II. Le contrôle des clauses limitatives et l’indemnisation du préjudice
A. Clause limitative et vidation de l’obligation essentielle
Le contrat prévoyait un plafonnement à une fraction du prix. La juridiction vérifie sa compatibilité avec l’obligation essentielle telle qu’elle l’a définie. Après avoir constaté l’écart grossier aux normes de répartition et ses incidences, elle juge que « la clause limitative de responsabilité viderait de sa substance l’obligation essentielle du contrat et […] doit donc être réputée non écrite ». La précision selon laquelle la relation lie des professionnels n’infléchit pas l’analyse, la protection de l’engagement principal excédant la seule sphère de la négociation. Ce contrôle de validité aligne la solution sur l’exigence de préservation de la substance du contrat et rétablit une responsabilité à proportion du dommage effectivement causé.

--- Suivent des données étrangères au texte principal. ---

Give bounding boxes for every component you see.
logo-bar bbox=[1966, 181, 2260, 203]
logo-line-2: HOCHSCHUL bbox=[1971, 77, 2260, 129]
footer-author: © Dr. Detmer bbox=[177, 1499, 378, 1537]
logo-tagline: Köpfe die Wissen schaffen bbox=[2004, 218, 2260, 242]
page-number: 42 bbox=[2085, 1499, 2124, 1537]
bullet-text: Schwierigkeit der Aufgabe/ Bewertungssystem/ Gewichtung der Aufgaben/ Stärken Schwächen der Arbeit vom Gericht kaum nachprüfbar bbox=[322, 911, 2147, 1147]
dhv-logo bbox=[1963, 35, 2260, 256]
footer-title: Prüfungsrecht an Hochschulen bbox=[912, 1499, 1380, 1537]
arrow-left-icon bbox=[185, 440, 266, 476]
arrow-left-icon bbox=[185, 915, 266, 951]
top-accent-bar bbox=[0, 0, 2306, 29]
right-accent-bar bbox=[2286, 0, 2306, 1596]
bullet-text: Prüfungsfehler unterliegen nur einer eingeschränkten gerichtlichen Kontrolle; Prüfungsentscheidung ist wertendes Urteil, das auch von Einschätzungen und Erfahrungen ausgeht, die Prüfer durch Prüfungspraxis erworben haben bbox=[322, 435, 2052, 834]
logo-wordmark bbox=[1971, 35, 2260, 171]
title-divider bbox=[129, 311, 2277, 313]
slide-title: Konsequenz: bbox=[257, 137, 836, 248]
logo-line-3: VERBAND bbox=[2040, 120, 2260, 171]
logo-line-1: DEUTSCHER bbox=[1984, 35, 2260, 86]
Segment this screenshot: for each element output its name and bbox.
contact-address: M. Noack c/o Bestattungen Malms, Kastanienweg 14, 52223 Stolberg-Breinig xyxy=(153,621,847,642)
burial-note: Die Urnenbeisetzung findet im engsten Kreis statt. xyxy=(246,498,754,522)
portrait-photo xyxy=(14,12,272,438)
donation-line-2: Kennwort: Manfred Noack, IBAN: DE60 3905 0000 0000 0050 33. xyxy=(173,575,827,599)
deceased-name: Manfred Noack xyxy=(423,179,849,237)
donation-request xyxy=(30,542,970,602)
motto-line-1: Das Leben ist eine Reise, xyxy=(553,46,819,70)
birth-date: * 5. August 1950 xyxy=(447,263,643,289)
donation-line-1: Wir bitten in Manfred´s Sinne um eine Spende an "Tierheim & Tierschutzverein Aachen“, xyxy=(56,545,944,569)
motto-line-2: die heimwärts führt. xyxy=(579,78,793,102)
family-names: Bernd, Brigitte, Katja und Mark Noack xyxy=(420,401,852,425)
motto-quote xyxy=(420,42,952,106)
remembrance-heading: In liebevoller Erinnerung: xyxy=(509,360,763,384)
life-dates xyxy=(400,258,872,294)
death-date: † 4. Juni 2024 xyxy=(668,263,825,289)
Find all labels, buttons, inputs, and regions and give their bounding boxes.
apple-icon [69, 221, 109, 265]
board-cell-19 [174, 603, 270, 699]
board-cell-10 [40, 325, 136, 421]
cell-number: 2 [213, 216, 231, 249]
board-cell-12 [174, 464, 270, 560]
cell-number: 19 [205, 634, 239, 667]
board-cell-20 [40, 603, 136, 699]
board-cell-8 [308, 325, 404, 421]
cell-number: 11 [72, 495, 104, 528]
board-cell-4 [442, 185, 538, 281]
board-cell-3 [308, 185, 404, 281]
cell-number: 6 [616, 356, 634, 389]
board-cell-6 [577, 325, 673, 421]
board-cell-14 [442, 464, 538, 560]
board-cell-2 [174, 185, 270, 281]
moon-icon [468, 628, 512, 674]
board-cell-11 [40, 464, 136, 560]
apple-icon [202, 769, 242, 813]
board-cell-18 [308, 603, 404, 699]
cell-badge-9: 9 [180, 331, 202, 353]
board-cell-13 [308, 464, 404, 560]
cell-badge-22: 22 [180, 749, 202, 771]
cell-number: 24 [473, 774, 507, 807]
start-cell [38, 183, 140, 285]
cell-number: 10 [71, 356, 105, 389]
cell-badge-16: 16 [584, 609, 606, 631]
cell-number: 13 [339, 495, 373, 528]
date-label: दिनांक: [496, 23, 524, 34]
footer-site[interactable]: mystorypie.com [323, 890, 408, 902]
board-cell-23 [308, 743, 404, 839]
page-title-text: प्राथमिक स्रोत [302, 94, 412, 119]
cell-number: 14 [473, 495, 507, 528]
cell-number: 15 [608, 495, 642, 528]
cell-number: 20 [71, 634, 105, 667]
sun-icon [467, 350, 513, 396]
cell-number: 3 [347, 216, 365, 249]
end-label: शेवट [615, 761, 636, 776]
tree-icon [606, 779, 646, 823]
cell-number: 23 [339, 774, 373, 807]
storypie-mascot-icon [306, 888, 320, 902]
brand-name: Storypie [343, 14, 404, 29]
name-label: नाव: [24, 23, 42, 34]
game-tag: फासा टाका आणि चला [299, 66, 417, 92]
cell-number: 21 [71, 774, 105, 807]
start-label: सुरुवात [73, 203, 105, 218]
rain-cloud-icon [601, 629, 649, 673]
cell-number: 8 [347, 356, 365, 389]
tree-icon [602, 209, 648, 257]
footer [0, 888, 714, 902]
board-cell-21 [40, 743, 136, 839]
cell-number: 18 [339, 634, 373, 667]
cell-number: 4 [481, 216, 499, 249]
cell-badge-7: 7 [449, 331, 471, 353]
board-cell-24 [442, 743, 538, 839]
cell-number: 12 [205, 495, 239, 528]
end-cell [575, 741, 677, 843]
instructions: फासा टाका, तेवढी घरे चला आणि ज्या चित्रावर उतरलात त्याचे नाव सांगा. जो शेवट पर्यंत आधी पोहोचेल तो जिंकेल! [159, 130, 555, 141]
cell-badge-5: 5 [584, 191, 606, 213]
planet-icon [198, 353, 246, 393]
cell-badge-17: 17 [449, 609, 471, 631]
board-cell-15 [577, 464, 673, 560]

B. Causalité, évaluation des chefs de dommage et absence d’obligation de mitigation
S’agissant de la réparation, le juge mobilise les constats techniques décrivant compétition, sous-consommations et étouffements dans les cages surchargées. Le retour à une mortalité normale après intervention corrobore le lien causal : « la mortalité est redevenue normale à l’issue du rééquilibrage ». Les débours de rééquilibrage, les frais d’alimentation spécifique et de soins, ainsi que la perte d’exploitation liée aux décès et au déficit d’ovoproduction, sont ainsi admis. La défense tirée de l’absence d’alerte immédiate est écartée, la juridiction rappelant que « la victime d’une faute n’a pas d’obligation de tenter de limiter son préjudice ». L’argument d’une cause alternative, non démontré, ne rompt pas davantage la chaîne causale. La réparation est alors fixée chef par chef, sur la base d’éléments probatoires jugés cohérents et non contredits.
Ce jugement articule donc, avec constance, l’exécution imparfaite au mécanisme d’exception, tout en assurant la neutralisation d’une limitation qui heurte l’obligation essentielle. La démonstration probatoire de la causalité et l’absence d’exigence de mitigation consacrent enfin une indemnisation intégrale des préjudices établis.